2016 éléments
dernière mise à jour:
jeudi 7 mars 2024
Les mots
par Jean-Paul Sartre
( 16 août 2018 )

(...) il me regardait courir et sauter, il cherchait une sagesse dans mes propos confus, il l’y trouvait. J’ai ri plus tard de cette folie ; je le regrette : c’était le travail de la mort. Charles combattait l’angoisse par l’extase. Il admirait en moi l’œuvre admirable de la terre pour se persuader que tout est bon, même notre fin miteuse. Cette nature qui se préparait à le reprendre, il allait la chercher sur les cimes, dans les vagues, au milieu des étoiles, à la source de ma jeune vie, pour pouvoir l’embrasser tout entière et tout en accepter, jusqu’à la fosse qui s’y creusait pour lui. Ce n’était pas la Vérité, c’était sa mort qui lui parlait par ma bouche.

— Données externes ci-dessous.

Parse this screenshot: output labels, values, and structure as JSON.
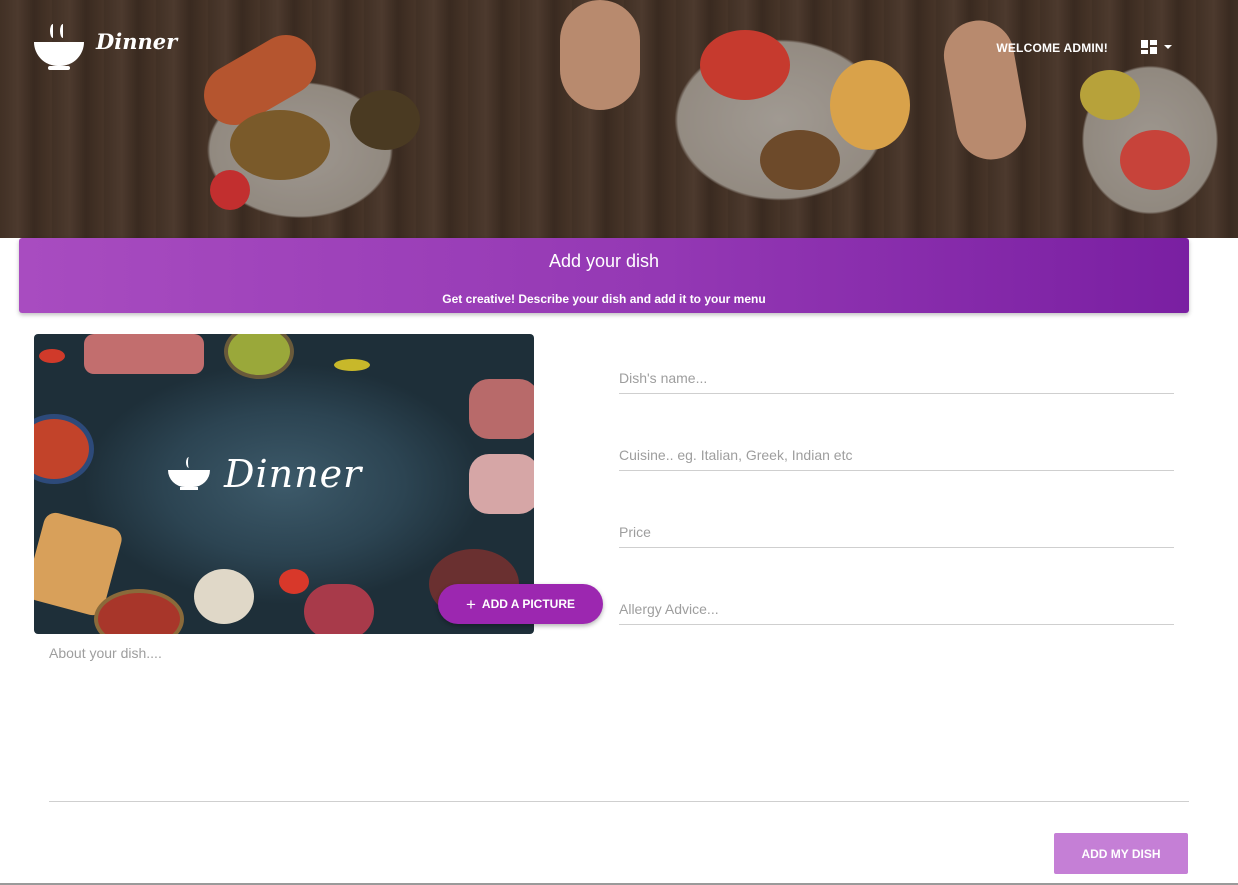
{
  "header": {
    "brand": "Dinner",
    "welcome": "WELCOME ADMIN!",
    "menu_icon": "dashboard-icon"
  },
  "banner": {
    "title": "Add your dish",
    "subtitle": "Get creative! Describe your dish and add it to your menu"
  },
  "picture": {
    "logo_text": "Dinner",
    "add_button_label": "ADD A PICTURE"
  },
  "form": {
    "name_placeholder": "Dish's name...",
    "cuisine_placeholder": "Cuisine.. eg. Italian, Greek, Indian etc",
    "price_placeholder": "Price",
    "allergy_placeholder": "Allergy Advice...",
    "about_placeholder": "About your dish....",
    "submit_label": "ADD MY DISH"
  },
  "colors": {
    "accent": "#9c27b0",
    "banner_start": "#a84cc0",
    "banner_end": "#7a1fa2",
    "submit": "#c57fd6"
  }
}
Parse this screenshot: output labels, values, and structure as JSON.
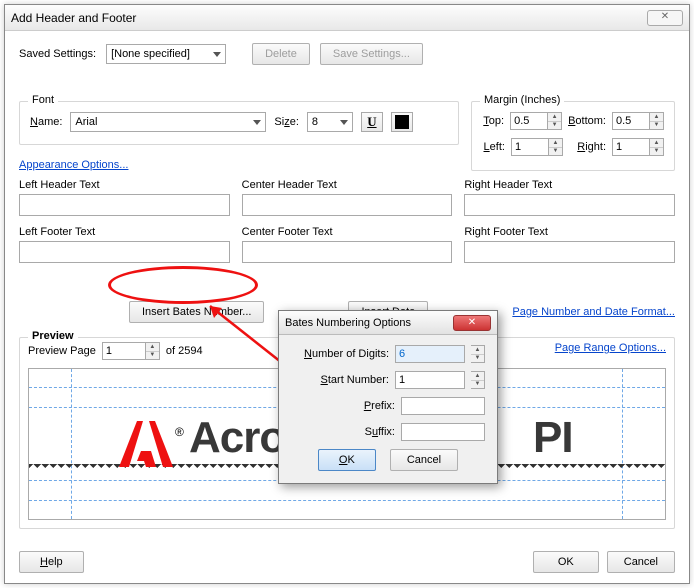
{
  "window": {
    "title": "Add Header and Footer",
    "close": "✕"
  },
  "saved": {
    "label": "Saved Settings:",
    "value": "[None specified]",
    "delete": "Delete",
    "save": "Save Settings..."
  },
  "font": {
    "legend": "Font",
    "name_label": "Name:",
    "name_value": "Arial",
    "size_label": "Size:",
    "size_value": "8",
    "underline_tip": "U",
    "color": "#000000"
  },
  "margin": {
    "legend": "Margin (Inches)",
    "top_label": "Top:",
    "top_value": "0.5",
    "bottom_label": "Bottom:",
    "bottom_value": "0.5",
    "left_label": "Left:",
    "left_value": "1",
    "right_label": "Right:",
    "right_value": "1"
  },
  "appearance_link": "Appearance Options...",
  "fields": {
    "lh": "Left Header Text",
    "ch": "Center Header Text",
    "rh": "Right Header Text",
    "lf": "Left Footer Text",
    "cf": "Center Footer Text",
    "rf": "Right Footer Text"
  },
  "actions": {
    "insert_bates": "Insert Bates Number...",
    "insert_date": "Insert Date",
    "page_format_link": "Page Number and Date Format..."
  },
  "preview": {
    "legend": "Preview",
    "page_label": "Preview Page",
    "page_value": "1",
    "of_label": "of 2594",
    "range_link": "Page Range Options...",
    "big1": "Acro",
    "big2": "PI"
  },
  "buttons": {
    "help": "Help",
    "ok": "OK",
    "cancel": "Cancel"
  },
  "modal": {
    "title": "Bates Numbering Options",
    "digits_label": "Number of Digits:",
    "digits_value": "6",
    "start_label": "Start Number:",
    "start_value": "1",
    "prefix_label": "Prefix:",
    "prefix_value": "",
    "suffix_label": "Suffix:",
    "suffix_value": "",
    "ok": "OK",
    "cancel": "Cancel"
  }
}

Je traite les inférieurs en égaux : c’est un pieux mensonge que je leur fais pour les rendre heureux et dont il convient qu’ils soient dupes jusqu’à un certain point. A ma bonne, au facteur, à ma chienne, je parle d’une voix patiente et tempérée. Dans ce monde en ordre il y a des pauvres. Il y a aussi des moutons à cinq pattes, des sœurs siamoises, des accidents de chemin de fer : ces anomalies ne sont la faute de personne. Les bons pauvres ne savent pas que leur office est d’exercer notre générosité ; ce sont des pauvres honteux, ils rasent les murs ; je m’élance, je leur glisse dans la main une pièce de deux sous et, surtout, je leur fais cadeau d’un beau sourire égalitaire. Je trouve qu’ils ont l’air bête et je n’aime pas les toucher mais je m’y force : c’est une épreuve ; et puis il faut qu’ils m’aiment : cet amour embellira leur vie. Je sais qu’ils manquent du nécessaire et il me plaît d’être leur superflu.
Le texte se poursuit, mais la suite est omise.